For most homebuyers, a mortgage is essential. In the absence of a manageable mortgage, most of us would be unable to afford an investment as large as the average home. So, if you’ve never applied for a mortgage loan, it pays to do your homework in advance of submitting applications to lenders. There are a number of red flags for which lenders are constantly on the lookout, and if your application reflects any of them, you’re likely to face rejection.


Outstanding Credit Card Debt

There’s little wonder as to why lenders are hesitant to take chances on applicants with massive amounts of outstanding credit card debt. After all, if an applicant is unable to stay on top of their existing debts, what reason is there to assume they’ll be able to stay current with monthly mortgage payments? That being the case, if you apply for a mortgage loan without getting a handle on your credit card debt, don’t be surprised if your application is met with rejection.

With this in mind, make a point of paying down any outstanding credit card debt in advance of applying for mortgage loans. This may mean having to delay a home purchase, but it will ultimately be a boon to your chances of loan approval. Furthermore, once you’ve taken care of the aforementioned debt, give your credit score a little bit of time to recover before you start submitting mortgage applications.  

Ballooning Credit Card Debt

In addition to taking care of outstanding credit card debt, you’ll need to avoid accumulating more credit card debt while your application is being considered. So, if you need to make any large purchases during the application process, it may be a good idea to put them off unless they’re absolutely essential. Alternatively, if you’re able to do so, simply make these purchases in cash or talk to a close friend or family member about a short-term loan.

Lack of Sufficient Income

Upon submitting a rental application, most landlords will want to confirm that you make enough money to comfortably afford rent. Since tenants who are unable to keep up with rent are guaranteed to lose property owners money, it’s easy to see why landlords place so much importance on income – and the same is true for mortgage lenders. Why grant a loan to someone who lacks the means to repay it within a reasonable time-frame?

As such, you should avoid applying for mortgage loans when you’re between jobs. Even if you’re confident in your ability to quickly find another job, many lenders are unlikely to share this level of faith in your employment prospects. You should also avoid quitting your job during the application process, as this can throw a wrench into your chances for approval. So, unless you have another job that pays as much or more than your current one lined up – and are able to provide proof of this fact – it’s in your best interest to remain gainfully employed throughout the aforementioned process. North Carolina-based homebuyers looking for homes for sale in Asheville, NC would do well to have consistent income.    

Unwillingness to Make a Large Down Payment

Many of us are wired to spend as little money as possible at any given time. Considering how pricey life in virtually every area of the U.S. has become, it’s only natural that we’d seek to save money at every opportunity. However, this level of frugality may serve as a hindrance to your chances for loan approval. A willingness to make a large down payment shows lenders that you’re responsible, serious about homeownership and in a good place financially. As an added bonus, a large down payment stands to reduce the cost of your monthly payments.

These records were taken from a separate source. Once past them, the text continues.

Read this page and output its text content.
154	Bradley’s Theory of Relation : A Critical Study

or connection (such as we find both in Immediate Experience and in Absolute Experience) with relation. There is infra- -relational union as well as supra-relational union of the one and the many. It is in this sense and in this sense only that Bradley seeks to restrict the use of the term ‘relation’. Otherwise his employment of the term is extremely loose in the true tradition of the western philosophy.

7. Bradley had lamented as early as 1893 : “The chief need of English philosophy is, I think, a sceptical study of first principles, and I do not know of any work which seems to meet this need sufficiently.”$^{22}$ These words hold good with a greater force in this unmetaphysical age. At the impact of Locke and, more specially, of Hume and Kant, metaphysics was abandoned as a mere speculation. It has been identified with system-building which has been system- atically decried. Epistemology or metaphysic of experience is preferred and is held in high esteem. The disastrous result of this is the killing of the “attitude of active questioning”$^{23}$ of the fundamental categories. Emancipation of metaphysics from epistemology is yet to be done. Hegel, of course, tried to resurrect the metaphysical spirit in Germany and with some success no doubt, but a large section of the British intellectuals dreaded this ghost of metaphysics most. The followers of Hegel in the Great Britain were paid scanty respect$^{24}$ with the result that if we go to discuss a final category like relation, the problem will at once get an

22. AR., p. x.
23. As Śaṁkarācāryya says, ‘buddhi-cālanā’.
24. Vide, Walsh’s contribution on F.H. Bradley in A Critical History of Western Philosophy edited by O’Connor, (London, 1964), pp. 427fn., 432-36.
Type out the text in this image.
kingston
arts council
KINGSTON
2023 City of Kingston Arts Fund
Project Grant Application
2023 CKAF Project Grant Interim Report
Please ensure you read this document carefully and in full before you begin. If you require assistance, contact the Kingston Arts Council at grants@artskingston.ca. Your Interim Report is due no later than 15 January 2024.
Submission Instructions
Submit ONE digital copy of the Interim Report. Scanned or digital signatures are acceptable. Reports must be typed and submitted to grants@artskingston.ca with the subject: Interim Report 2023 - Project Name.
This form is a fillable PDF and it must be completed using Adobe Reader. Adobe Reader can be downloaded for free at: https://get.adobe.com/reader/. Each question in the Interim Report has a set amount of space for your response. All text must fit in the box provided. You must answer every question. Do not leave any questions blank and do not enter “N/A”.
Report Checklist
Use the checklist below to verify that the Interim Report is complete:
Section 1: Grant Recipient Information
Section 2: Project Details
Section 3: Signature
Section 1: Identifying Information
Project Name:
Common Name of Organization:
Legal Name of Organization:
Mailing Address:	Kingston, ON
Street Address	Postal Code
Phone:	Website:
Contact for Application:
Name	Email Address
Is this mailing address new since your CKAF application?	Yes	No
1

Attempting to purchase a home without the aid of a good mortgage loan is unlikely to work out for you, especially if you don’t have massive savings or aren’t independently wealthy. That being the case, it’s in every first-time homeowner’s best interest to maximize their chances of mortgage loan approval. Without even realizing it, you may be engaging in behaviors that serve as red flags to lenders and inadvertently tanking your chances of loan approval. So, if any of the examples provided above apply to you, you’d do well to correct these blunders before proceeding to submit mortgage applications.